Les algorithmes utilisés pour automatiser la classification des photos peuvent lire certains corps comme plus sexuellement explicites que d’autres.

En 2019, Instagram et Facebook ont rejeté des publicités mettant en scène des personnes transgenres et non binaires entièrement vêtues parce qu’ils n’autorisaient pas « les publicités qui font la promotion de services d’escorte. »

Par exemple, un enfant qui explore son identité de genre pour la première fois peut lier sa poitrine pour la rendre plus plate et envoyer la photo à son ami. Cela peut exposer l’identité sexuelle ou de genre d’une personne avant qu’elle ne soit prête.

De telles révélations peuvent mettre les enfants en danger d’être maltraités ou mis à la porte par des parents qui ne les acceptent pas.

Les jeunes LGBTQ sont 120 % plus susceptibles de se retrouver sans abri que les enfants cisgenres ou hétérosexuels.
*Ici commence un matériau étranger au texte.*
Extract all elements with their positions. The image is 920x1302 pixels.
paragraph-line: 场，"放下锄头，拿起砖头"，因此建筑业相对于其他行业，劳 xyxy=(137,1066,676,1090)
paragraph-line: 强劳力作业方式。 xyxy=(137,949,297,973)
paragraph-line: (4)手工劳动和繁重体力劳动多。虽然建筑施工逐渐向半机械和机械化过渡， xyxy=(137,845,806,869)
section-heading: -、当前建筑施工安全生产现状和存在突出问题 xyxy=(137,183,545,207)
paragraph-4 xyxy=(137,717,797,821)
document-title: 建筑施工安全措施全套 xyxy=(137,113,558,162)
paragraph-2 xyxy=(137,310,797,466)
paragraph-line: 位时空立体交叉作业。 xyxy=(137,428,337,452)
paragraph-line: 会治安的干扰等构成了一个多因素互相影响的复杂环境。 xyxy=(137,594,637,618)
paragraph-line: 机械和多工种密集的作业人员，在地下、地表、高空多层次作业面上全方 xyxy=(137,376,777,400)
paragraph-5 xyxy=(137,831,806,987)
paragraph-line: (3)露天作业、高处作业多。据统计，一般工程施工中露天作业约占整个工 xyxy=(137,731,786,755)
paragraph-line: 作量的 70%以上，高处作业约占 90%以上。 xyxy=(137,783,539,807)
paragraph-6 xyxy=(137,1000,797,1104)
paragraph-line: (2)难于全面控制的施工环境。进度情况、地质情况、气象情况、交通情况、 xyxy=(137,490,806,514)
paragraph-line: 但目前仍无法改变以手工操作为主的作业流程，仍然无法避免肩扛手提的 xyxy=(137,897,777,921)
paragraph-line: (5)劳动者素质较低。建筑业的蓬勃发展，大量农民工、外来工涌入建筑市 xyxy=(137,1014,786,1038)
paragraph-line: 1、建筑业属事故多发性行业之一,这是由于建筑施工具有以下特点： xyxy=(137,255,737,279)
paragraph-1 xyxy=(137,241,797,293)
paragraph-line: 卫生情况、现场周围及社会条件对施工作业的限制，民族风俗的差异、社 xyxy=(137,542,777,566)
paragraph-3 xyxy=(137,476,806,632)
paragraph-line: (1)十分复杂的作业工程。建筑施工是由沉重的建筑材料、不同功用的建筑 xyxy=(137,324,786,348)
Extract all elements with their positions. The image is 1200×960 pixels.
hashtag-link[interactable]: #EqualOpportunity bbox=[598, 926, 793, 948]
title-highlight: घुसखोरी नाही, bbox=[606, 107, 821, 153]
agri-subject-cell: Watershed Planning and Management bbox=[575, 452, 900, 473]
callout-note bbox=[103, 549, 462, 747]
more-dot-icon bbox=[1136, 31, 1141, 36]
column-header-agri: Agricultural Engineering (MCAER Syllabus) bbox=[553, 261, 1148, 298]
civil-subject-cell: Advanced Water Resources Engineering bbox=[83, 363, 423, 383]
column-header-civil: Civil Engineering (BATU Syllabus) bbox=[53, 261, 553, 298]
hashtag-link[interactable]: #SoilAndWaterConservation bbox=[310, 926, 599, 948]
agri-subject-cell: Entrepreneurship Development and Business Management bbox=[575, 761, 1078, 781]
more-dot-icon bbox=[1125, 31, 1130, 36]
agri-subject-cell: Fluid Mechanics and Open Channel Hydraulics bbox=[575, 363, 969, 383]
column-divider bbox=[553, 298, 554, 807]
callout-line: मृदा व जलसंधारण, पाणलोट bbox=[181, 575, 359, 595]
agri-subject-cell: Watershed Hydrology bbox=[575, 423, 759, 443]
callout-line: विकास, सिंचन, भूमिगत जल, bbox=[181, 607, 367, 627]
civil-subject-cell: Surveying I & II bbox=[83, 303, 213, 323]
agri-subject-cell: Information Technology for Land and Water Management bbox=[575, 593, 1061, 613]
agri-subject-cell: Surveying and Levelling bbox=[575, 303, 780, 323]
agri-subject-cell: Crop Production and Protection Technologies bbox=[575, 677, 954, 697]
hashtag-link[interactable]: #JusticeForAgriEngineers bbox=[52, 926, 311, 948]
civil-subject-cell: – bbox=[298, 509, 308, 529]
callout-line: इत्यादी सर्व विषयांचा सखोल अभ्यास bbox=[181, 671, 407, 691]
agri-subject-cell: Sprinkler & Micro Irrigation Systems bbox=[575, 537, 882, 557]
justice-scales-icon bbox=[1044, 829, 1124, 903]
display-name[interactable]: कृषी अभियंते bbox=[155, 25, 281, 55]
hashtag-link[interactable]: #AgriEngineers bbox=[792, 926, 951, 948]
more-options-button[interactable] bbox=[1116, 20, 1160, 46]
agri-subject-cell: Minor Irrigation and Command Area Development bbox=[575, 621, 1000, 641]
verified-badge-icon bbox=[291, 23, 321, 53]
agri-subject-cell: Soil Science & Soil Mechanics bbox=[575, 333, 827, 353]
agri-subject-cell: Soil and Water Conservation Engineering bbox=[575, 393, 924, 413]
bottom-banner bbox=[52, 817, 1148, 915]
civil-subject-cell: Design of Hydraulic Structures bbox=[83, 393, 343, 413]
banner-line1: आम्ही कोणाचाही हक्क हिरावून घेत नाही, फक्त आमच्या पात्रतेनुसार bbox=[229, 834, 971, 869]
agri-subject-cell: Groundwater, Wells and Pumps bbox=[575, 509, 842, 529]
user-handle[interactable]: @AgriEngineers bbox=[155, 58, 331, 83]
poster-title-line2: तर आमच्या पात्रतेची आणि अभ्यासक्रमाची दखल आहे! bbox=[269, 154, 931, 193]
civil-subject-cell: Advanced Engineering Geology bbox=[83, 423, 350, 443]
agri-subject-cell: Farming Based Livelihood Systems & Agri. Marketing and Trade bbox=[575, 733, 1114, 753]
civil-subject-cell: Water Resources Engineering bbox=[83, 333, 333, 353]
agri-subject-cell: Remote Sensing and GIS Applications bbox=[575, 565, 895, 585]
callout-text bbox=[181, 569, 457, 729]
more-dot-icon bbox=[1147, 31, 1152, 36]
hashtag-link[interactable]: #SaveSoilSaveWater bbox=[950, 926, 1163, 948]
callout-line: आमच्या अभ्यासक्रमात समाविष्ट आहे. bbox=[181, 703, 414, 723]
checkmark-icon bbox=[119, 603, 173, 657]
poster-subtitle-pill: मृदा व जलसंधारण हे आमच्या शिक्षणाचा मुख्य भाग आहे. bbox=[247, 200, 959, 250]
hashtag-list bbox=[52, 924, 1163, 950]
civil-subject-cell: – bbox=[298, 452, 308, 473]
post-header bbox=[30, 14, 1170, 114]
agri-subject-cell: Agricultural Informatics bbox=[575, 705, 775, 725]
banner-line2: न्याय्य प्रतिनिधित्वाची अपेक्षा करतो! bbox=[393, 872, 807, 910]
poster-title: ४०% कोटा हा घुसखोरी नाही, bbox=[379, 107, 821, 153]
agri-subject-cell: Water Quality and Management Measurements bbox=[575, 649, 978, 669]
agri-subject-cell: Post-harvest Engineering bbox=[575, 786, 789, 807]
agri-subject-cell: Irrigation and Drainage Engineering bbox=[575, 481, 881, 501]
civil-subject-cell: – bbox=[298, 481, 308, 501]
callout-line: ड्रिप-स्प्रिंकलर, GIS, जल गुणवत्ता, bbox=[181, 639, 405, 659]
Sur la base des commentaires des clients, des groupes de pression, des chercheurs et d’autres personnes, Apple a décidé de prendre plus de temps au cours des prochains mois pour recueillir des informations et apporter des améliorations avant de publier ces fonctions de sécurité pour enfants.

Bien qu’elles aient été créées avec de bonnes intentions, les mises à jour proposées par Apple sont les derniers efforts déployés pour mettre fin au trafic sexuel, mais elles risquent de faire plus de mal que de bien.

L’adoption du projet de loi anti-trafic sexuel FOSTA-SESTA par le Congrès en 2018, qui visait à endiguer le trafic sexuel en rendant les plateformes en ligne responsables, a entraîné une répression généralisée des contenus sexuels en ligne et a rendu les travailleurs sexuels plus vulnérables à la violence.

Contrairement à ce qui est parfois dit aux Etats-Unis, les services de chiffrement de bout en bout ainsi que les outils permettant aux utilisateurs de signaler la désinformation, le harcèlement, le spam et les documents relatifs aux abus sexuels sur les enfants, sont les plus efficaces pour maintenir la sécurité et la vie privée des utilisateurs.

Idéalement, les utilisateurs auraient la liberté d’accéder à différents types de services par le biais d’applications, sans que celles-ci soient intégrées au système de messagerie principal.

Aux yeux des défenseurs de la cause, les communications chiffrées donnent du pouvoir aux utilisateurs les plus vulnérables.

Pour les communautés LGBTQ, le chiffrement et la sécurité numérique peuvent être une question de vie ou de mort.

Si Apple se soucie de protéger la communauté, elle devrait étendre et renforcer le chiffrement et la sécurité de ses appareils plutôt que de les affaiblir.